Deborah L. Rhode, a law professor at Stanford, disagreed.

“This is not rocket science in the ethical world,” she said. “It doesn’t get much more basic than this.”

“It’s a terrible signal for this group to be holding their meeting at the Trump International Hotel and for a Supreme Court justice to legitimate it by attending,” she said. “It just violates basic ethical principles about conflicts of interest.”

Richard W. Painter, a lawyer for people and groups suing Mr. Trump over what they say are violations of the Constitution’s emoluments clauses, declined to comment on Justice Gorsuch’s scheduled speech, saying the status of the hotel was at issue in the litigation. The emoluments clauses bar federal officials from accepting compensation from foreign governments and payments from the federal government or the states beyond their salaries.

The Justice Department has argued that the emoluments clauses do not bar ordinary commercial payments to Mr. Trump’s companies, and Mr. Trump’s defenders say he has taken measures to distance himself from his holdings.

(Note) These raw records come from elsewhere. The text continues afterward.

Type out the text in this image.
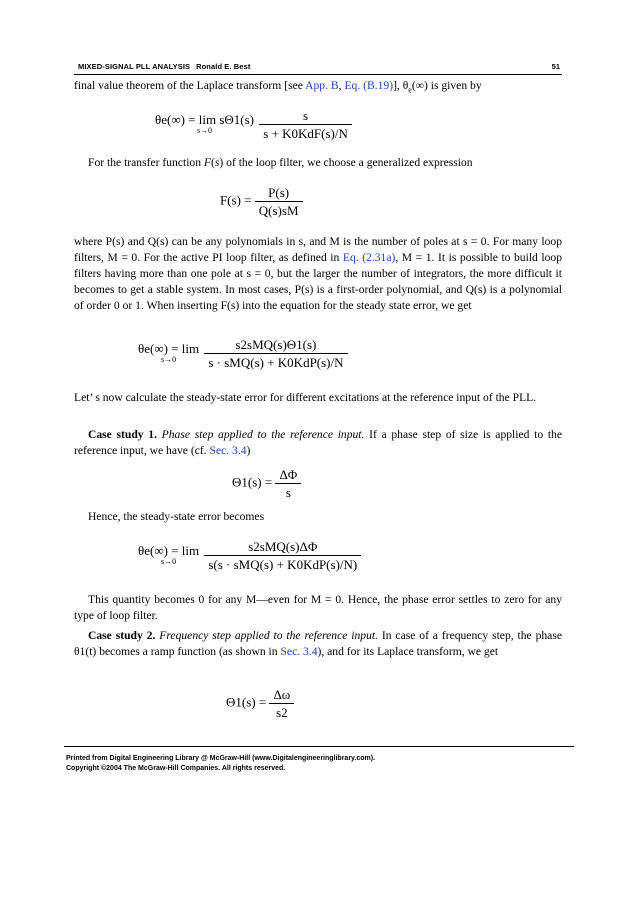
MIXED-SIGNAL PLL ANALYSIS Ronald E. Best	51

final value theorem of the Laplace transform [see App. B, Eq. (B.19)], $\theta_e(\infty)$ is given by

θe(∞) = lim sΘ1(s)
s→0
	$\frac{s}{\text{s + K0KdF(s)/N}}$

For the transfer function F(s) of the loop filter, we choose a generalized expression

$F(s) = \frac{P(s)}{Q(s)sM}$

where P(s) and Q(s) can be any polynomials in s, and M is the number of poles at s = 0. For many loop filters, M = 0. For the active PI loop filter, as defined in Eq. (2.31a), M = 1. It is possible to build loop filters having more than one pole at s = 0, but the larger the number of integrators, the more difficult it becomes to get a stable system. In most cases, P(s) is a first-order polynomial, and Q(s) is a polynomial of order 0 or 1. When inserting F(s) into the equation for the steady state error, we get

θe(∞) = lim
s→0
	$\frac{\text{s2sMQ(s)Θ1(s)}}{\text{s · sMQ(s) + K0KdP(s)/N}}$

Let’ s now calculate the steady-state error for different excitations at the reference input of the PLL.

Case study 1. Phase step applied to the reference input. If a phase step of size is applied to the reference input, we have (cf. Sec. 3.4)

$\Theta 1(s) = \frac{\Delta\Phi}{s}$

Hence, the steady-state error becomes

θe(∞) = lim
s→0
	$\frac{\text{s2sMQ(s)ΔΦ}}{\text{s(s · sMQ(s) + K0KdP(s)/N)}}$

This quantity becomes 0 for any M—even for M = 0. Hence, the phase error settles to zero for any type of loop filter.

Case study 2. Frequency step applied to the reference input. In case of a frequency step, the phase θ1(t) becomes a ramp function (as shown in Sec. 3.4), and for its Laplace transform, we get

$\Theta 1(s) = \frac{\Delta\omega}{s2}$
Printed from Digital Engineering Library @ McGraw-Hill (www.Digitalengineeringlibrary.com).
Copyright ©2004 The McGraw-Hill Companies. All rights reserved.
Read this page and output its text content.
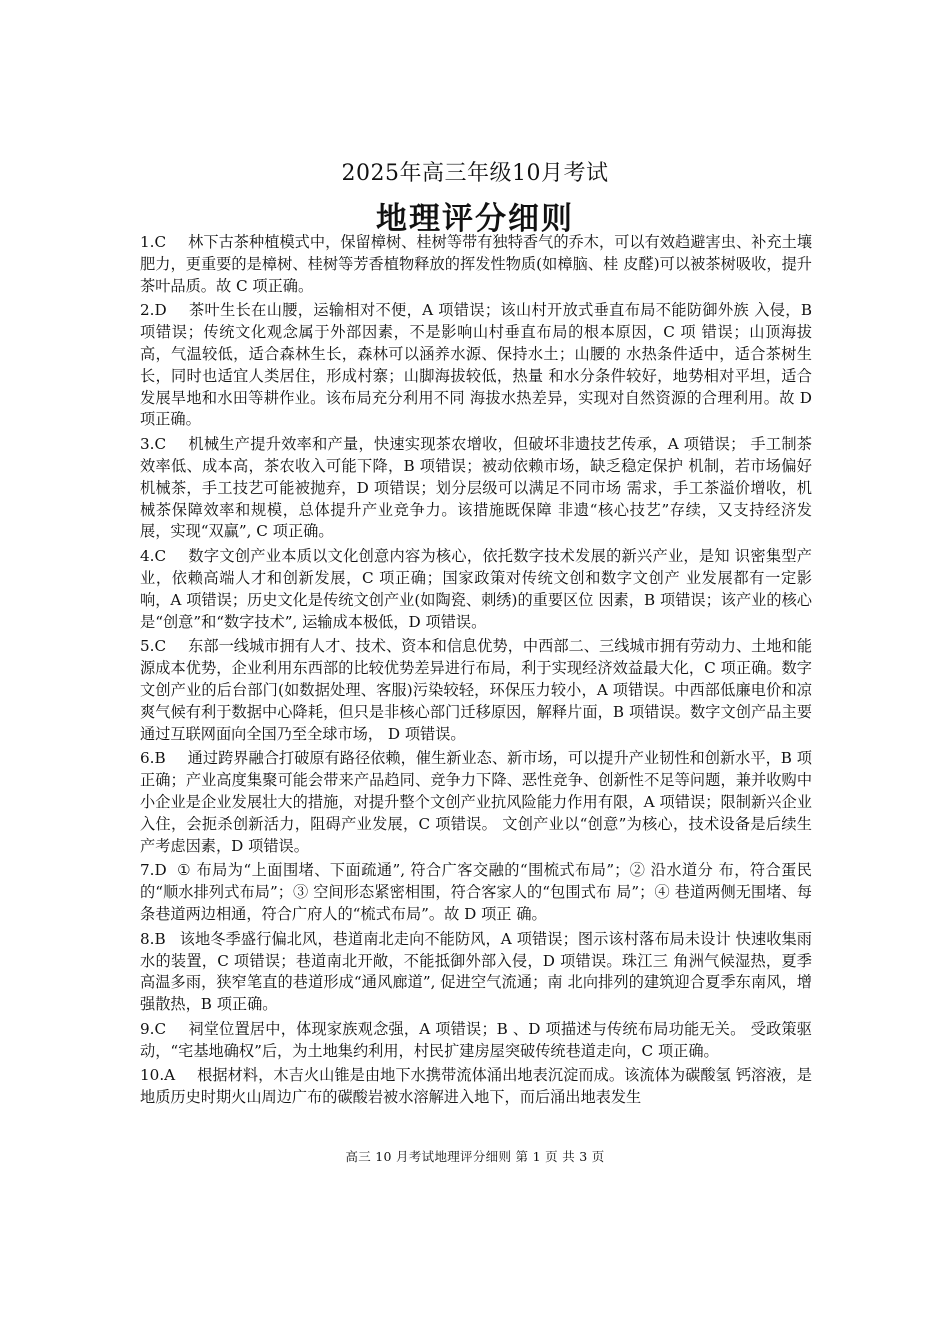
2025年高三年级10月考试
地理评分细则
1.C 林下古茶种植模式中，保留樟树、桂树等带有独特香气的乔木，可以有效趋避害虫、补充土壤肥力，更重要的是樟树、桂树等芳香植物释放的挥发性物质(如樟脑、桂 皮醛)可以被茶树吸收，提升茶叶品质。故 C 项正确。
2.D 茶叶生长在山腰，运输相对不便，A 项错误；该山村开放式垂直布局不能防御外族 入侵，B 项错误；传统文化观念属于外部因素，不是影响山村垂直布局的根本原因，C 项 错误；山顶海拔高，气温较低，适合森林生长，森林可以涵养水源、保持水土；山腰的 水热条件适中，适合茶树生长，同时也适宜人类居住，形成村寨；山脚海拔较低，热量 和水分条件较好，地势相对平坦，适合发展旱地和水田等耕作业。该布局充分利用不同 海拔水热差异，实现对自然资源的合理利用。故 D 项正确。
3.C 机械生产提升效率和产量，快速实现茶农增收，但破坏非遗技艺传承，A 项错误； 手工制茶效率低、成本高，茶农收入可能下降，B 项错误；被动依赖市场，缺乏稳定保护 机制，若市场偏好机械茶，手工技艺可能被抛弃，D 项错误；划分层级可以满足不同市场 需求，手工茶溢价增收，机械茶保障效率和规模，总体提升产业竞争力。该措施既保障 非遗“核心技艺”存续，又支持经济发展，实现“双赢”, C 项正确。
4.C 数字文创产业本质以文化创意内容为核心，依托数字技术发展的新兴产业，是知 识密集型产业，依赖高端人才和创新发展，C 项正确；国家政策对传统文创和数字文创产 业发展都有一定影响，A 项错误；历史文化是传统文创产业(如陶瓷、刺绣)的重要区位 因素，B 项错误；该产业的核心是“创意”和“数字技术”, 运输成本极低，D 项错误。
5.C 东部一线城市拥有人才、技术、资本和信息优势，中西部二、三线城市拥有劳动力、土地和能源成本优势，企业利用东西部的比较优势差异进行布局，利于实现经济效益最大化，C 项正确。数字文创产业的后台部门(如数据处理、客服)污染较轻，环保压力较小，A 项错误。中西部低廉电价和凉爽气候有利于数据中心降耗，但只是非核心部门迁移原因，解释片面，B 项错误。数字文创产品主要通过互联网面向全国乃至全球市场， D 项错误。
6.B 通过跨界融合打破原有路径依赖，催生新业态、新市场，可以提升产业韧性和创新水平，B 项正确；产业高度集聚可能会带来产品趋同、竞争力下降、恶性竞争、创新性不足等问题，兼并收购中小企业是企业发展壮大的措施，对提升整个文创产业抗风险能力作用有限，A 项错误；限制新兴企业入住，会扼杀创新活力，阻碍产业发展，C 项错误。 文创产业以“创意”为核心，技术设备是后续生产考虑因素，D 项错误。
7.D ① 布局为“上面围堵、下面疏通”, 符合广客交融的“围梳式布局”；② 沿水道分 布，符合蛋民的“顺水排列式布局”；③ 空间形态紧密相围，符合客家人的“包围式布 局”；④ 巷道两侧无围堵、每条巷道两边相通，符合广府人的“梳式布局”。故 D 项正 确。
8.B 该地冬季盛行偏北风，巷道南北走向不能防风，A 项错误；图示该村落布局未设计 快速收集雨水的装置，C 项错误；巷道南北开敞，不能抵御外部入侵，D 项错误。珠江三 角洲气候湿热，夏季高温多雨，狭窄笔直的巷道形成“通风廊道”, 促进空气流通；南 北向排列的建筑迎合夏季东南风，增强散热，B 项正确。
9.C 祠堂位置居中，体现家族观念强，A 项错误；B 、D 项描述与传统布局功能无关。 受政策驱动，“宅基地确权”后，为土地集约利用，村民扩建房屋突破传统巷道走向，C 项正确。
10.A 根据材料，木吉火山锥是由地下水携带流体涌出地表沉淀而成。该流体为碳酸氢 钙溶液，是地质历史时期火山周边广布的碳酸岩被水溶解进入地下，而后涌出地表发生
高三 10 月考试地理评分细则 第 1 页 共 3 页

Justice Gorsuch is scheduled to deliver the keynote address at the “Defending Freedom Luncheon” on Sept. 28 to celebrate the 50th anniversary of the Fund for American Studies, which says it supports “principles of limited government, free-market economics and honorable leadership” through academic and fellowship programs.

“We’re an educational group that teaches the founding principles set out in the Constitution,” said Steve Slattery, the group’s executive vice president.

Mr. Slattery said Justice Gorsuch had not been involved in the decision to hold the lunch at the hotel. “He had no role in it,” Mr. Slattery said. “Of course, he was told in the invitation where it would be held.”

Appearances by justices before groups with political leanings are not unusual. Justices Ruth Bader Ginsburg, Stephen G. Breyer and Sonia Sotomayor, all members of the court’s liberal wing, have spoken before the American Constitution Society, a liberal group.

On the other hand, Justices Clarence Thomas and Samuel A. Alito Jr., members of the court’s conservative wing, have addressed the Federalist Society, a conservative group.

There is very little crossover. “I could find no record of a sitting liberal Supreme Court justice addressing the Federalist Society annual meeting or a sitting conservative Supreme Court justice addressing the American Constitution Society annual meeting,” Richard L. Hasen, a law professor at the University of California, Irvine, wrote in a 2016 study.

Professor Gillers said that talks by justices before groups with ideological agendas have become accepted.

“We’ve reached an ethical rapprochement on appearances by justices,” he said. “On one hand, they can speak to any group they wish, even limited only to those with a right or a left legal profile. On the other hand, their appearance must not be used to raise money or increase membership — a limit that is easily evaded.”

The place and time of Justice Gorsuch’s speech next month presented different questions, Professor Gillers said, adding that the justice should have been more sensitive to how the public could interpret his appearance at the Trump hotel not long before arguments in the travel ban case.

“We have to rely on self-restraint,” Professor Gillers said. “Not everything justices can do is something they should do.”